Isabel Dos Santos, la fille de l’ancien Président angolais est accusée de détournement de fonds d’entreprises publiques à hauteurs de plus d’un milliard de dollars d’après une enquête internationale.

Le dimanche dernier, la milliardaire Isabel Dos Santos fille de l’ex-Président Angolais qui fait déjà l’objet d’une enquête judiciaire dans son pays est accusée d’avoir détourné de l’argent selon le Consortium international des journalistes d’investigation(ICIJ).

Ce consortium comprend 36 médias internationaux, parmi lesquels la BBC, le New York Times et Le Monde qui ont mobilisé 120 journalistes dans une vingtaine de pays pour enquêter sur  une fuite de 715 000 documents et montrer « comment une armée de sociétés financières occidentales, d’avocats, de comptables, de fonctionnaires et de sociétés de gestion ont aidé » cette femme de 46 ans « à cacher des avoirs aux autorités fiscales ».

En réalité « Luanda Leaks » a été fondé sur des fuites de donnés par le biais de personnes anonymes depuis la société de gestion financière d’ Isabel Dos Santos. Selon le journal Le Monde, il s’agirait d’un piratage informatique. L’enquête du ICJI  accable la « Princesse de Luanda » en révélant des détails sur la falsification des documents financiers utilisée, les montants en jeu ainsi que le nom des sociétés qui l’y ont aidée.

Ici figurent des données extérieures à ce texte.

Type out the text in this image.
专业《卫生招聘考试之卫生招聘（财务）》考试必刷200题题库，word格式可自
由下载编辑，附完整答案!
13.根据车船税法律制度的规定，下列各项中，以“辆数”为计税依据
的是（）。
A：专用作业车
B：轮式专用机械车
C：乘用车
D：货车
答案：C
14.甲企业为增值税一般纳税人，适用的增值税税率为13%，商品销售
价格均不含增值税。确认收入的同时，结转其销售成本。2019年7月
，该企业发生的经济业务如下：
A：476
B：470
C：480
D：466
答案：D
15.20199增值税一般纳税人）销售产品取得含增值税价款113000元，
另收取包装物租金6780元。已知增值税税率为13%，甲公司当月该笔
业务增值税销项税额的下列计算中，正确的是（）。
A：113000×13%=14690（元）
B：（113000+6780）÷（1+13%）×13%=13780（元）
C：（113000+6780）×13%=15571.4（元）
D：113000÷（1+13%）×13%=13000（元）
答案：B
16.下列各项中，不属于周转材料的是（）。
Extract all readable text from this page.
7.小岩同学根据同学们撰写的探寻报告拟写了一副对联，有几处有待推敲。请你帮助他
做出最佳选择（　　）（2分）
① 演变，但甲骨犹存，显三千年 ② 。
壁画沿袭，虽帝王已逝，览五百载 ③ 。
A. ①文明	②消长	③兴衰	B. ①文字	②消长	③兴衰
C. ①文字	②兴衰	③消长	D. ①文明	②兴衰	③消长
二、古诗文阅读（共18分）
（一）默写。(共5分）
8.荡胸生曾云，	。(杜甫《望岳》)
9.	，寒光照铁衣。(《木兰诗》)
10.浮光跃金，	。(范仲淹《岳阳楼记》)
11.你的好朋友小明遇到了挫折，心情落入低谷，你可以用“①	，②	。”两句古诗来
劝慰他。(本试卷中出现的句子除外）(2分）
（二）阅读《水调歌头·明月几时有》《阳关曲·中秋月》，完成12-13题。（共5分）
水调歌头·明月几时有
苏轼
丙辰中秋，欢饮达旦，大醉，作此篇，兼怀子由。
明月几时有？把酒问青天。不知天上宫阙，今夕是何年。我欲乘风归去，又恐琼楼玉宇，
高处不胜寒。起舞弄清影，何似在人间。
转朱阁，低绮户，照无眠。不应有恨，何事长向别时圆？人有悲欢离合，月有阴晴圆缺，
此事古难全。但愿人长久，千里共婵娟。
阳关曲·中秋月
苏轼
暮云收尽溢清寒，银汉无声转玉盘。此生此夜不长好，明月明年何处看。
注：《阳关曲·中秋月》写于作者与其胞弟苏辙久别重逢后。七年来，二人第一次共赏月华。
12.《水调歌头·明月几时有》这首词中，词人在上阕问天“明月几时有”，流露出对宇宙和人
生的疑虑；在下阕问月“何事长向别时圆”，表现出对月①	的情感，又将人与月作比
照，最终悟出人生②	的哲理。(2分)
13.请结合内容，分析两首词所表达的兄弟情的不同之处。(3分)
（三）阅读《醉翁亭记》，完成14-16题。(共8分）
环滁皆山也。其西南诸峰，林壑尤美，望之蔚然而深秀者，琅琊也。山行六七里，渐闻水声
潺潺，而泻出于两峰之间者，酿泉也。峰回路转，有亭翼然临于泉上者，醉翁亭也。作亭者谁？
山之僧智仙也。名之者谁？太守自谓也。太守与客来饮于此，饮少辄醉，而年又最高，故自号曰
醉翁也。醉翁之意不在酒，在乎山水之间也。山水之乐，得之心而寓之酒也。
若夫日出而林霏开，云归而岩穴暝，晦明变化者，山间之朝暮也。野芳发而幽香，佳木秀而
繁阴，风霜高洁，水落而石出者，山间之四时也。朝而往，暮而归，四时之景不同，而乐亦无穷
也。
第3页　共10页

La justice angolaise qui avait la fille de l’ex-Président dans le collimateur depuis un certain temps la soupçonne d’avoir utilisé l’argent des entreprises publiques pour fructifier ses propres affaires avec son époux Sindika Dokolo. Il s’agit de plus d’un milliard de dollars des comptes des entreprises publiques Sonangol (pétrole) et Endiama (diamant). Selon le Monde, 400 sociétés identifiées dans 41 pays », avaient été ciblées par Isabel Dos Santos pour une procédure d’accaparement des richesses publiques ».

Les investigations de l’ICIJ révèlent que des sociétés de conseil occidentales, telles que PwC et Boston Consulting Group, ont aidé Isabel à cacher des biens publics en tentant de lui ouvrir des comptes bancaires non transparents.

Quant à l’accusée, elle dément toutes ces informations sur l’origine de ses biens  : « Ma ‘fortune’ est née de mon caractère, mon intelligence, éducation, capacité de travail, persévérance. Je continue aujourd’hui (dimanche) à voir avec tristesse le ‘racisme’ et les ‘préjugés’ de SIC-Expresso (la télévision et l’hebdomadaire portugais membres de l’ICIJ, NDLR), qui rappelle l’ère des ‘colonies’ dans laquelle aucun Africain ne valait un Européen ».

Et souligne qu’il s’agirait d’un, coup monté des services secrets angolais pour manipuler l’ICIJ, au profit d’un agenda politique des autorités angolaises ».